The following is a progress report submitted to the Flutie Foundation on behalf of a family that received a laptop through the Foundation's 2011 Laurie Flutie Computer Initiative*. The child's mother expressed to the Foundation that the computer donated to her adopted daughter has "changed my life."
Sharon is a single mother living on a very limited disability income. She has had uterine cancer. Yet despite her own challenges, this courageous, caring, and resourceful woman has successfully parented 13 foster children. Sharon adopted her youngest, who has Asperger's Syndrome, after Olivia's mother lost custody due to drug problems.
Sharon has worked hard to give Olivia the opportunity to study cello and to perform with the Children's Opera, as well as finding her a math tutor through a local University. Olivia struggles with math, with slow processing speed, and with executive function issues. She has been teased and bullied at her school, on the bus, and in her neighborhood. Overall, Sharon has not found her local school system very supportive or responsive.
Prior to receiving the computer, Sharon did not know how to use a computer and did not have email. The family was extremely isolated.

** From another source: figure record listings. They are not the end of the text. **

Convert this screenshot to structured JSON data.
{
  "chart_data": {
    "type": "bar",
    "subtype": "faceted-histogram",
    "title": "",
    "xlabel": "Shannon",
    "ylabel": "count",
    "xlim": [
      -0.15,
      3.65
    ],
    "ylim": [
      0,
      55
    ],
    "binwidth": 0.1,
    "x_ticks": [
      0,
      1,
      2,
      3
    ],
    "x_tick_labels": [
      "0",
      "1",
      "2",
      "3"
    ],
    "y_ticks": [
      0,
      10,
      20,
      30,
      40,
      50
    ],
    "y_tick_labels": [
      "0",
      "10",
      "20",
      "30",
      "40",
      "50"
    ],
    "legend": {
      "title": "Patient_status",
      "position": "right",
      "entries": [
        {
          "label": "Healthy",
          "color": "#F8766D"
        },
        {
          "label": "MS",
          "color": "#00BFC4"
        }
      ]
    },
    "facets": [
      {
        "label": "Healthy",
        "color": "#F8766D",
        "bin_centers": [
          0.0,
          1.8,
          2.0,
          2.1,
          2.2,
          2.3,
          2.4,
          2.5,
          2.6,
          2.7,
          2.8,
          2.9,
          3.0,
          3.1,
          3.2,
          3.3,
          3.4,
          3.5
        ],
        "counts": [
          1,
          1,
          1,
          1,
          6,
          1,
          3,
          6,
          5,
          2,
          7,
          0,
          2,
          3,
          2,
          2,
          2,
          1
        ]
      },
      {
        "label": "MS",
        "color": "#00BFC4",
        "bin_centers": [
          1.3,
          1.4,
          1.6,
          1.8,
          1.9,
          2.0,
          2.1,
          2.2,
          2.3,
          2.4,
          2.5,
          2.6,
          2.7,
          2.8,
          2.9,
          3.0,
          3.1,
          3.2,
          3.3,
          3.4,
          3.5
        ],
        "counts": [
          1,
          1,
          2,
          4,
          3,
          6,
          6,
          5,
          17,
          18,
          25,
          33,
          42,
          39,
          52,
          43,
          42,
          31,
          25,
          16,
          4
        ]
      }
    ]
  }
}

The computer has served as a means of strengthening family bonds and the self-esteem of both mother and daughter. One of Sharon's older daughters helped her set up and learn to use the computer. Olivia has also been teaching her mother computer skills.
Olivia is "thrilled" with her new laptop. She takes it to school, and uses it to work on her school assignments. She also uses it to have fun-both by herself and with her mother. Socially isolated, spending a lot of her time at home, Olivia considers the computer her friend. She likes watching YouTube videos and showing Sharon her favorites. She learns jokes to tell her mother. She finds riddles online, and asks Sharon to guess the answers. Mother and daughter spend a lot of time sitting together in front of the computer, learning and playing together.
When Olivia was first diagnosed with Asperger Syndrome, Sharon felt very sad. She attended AANE's (the Asperger's Association of New England) 2010 fall conference, but left part way through, overwhelmed by the sadness and fear she felt for Olivia. The computer supports Sharon's journey toward understanding and accepting Olivia's Asperger's diagnosis. Sharon has been reading about Asperger Syndrome online, and participating in AANE's online support group (a Google group list-serv) for parents of teens. AANE staff can now quickly send her the information and resources she needs in order to understand and help her daughter.
Olivia has also had trouble understanding and accepting her diagnosis. One day, she saw that Sharon had left an article about "How to talk to your teen about Asperger Syndrome" open on the screen of the laptop. She asked her mother why she was reading that article. This led to a very valuable discussion between them on an important topic they had not previously been able to discuss: what AS is, and that it is nothing to be ashamed of. Although Olivia still wishes to keep her diagnosis very private, this discussion marked a very important step toward self-awareness for her.
Receiving the computer sparked a real turning point in the life of this vulnerable family. Sharon is enormously grateful. She considers the computer's arrival "a blessed event" and says, "It has helped us both so much!" This mother and daughter, who formerly felt very sad and quite alone in an uncaring world, now know that others do care about them. They feel stronger and more hopeful. This computer has been an amazing gift that, in a few short months, has brightened their lives.
*Names have been changed at the request of the family.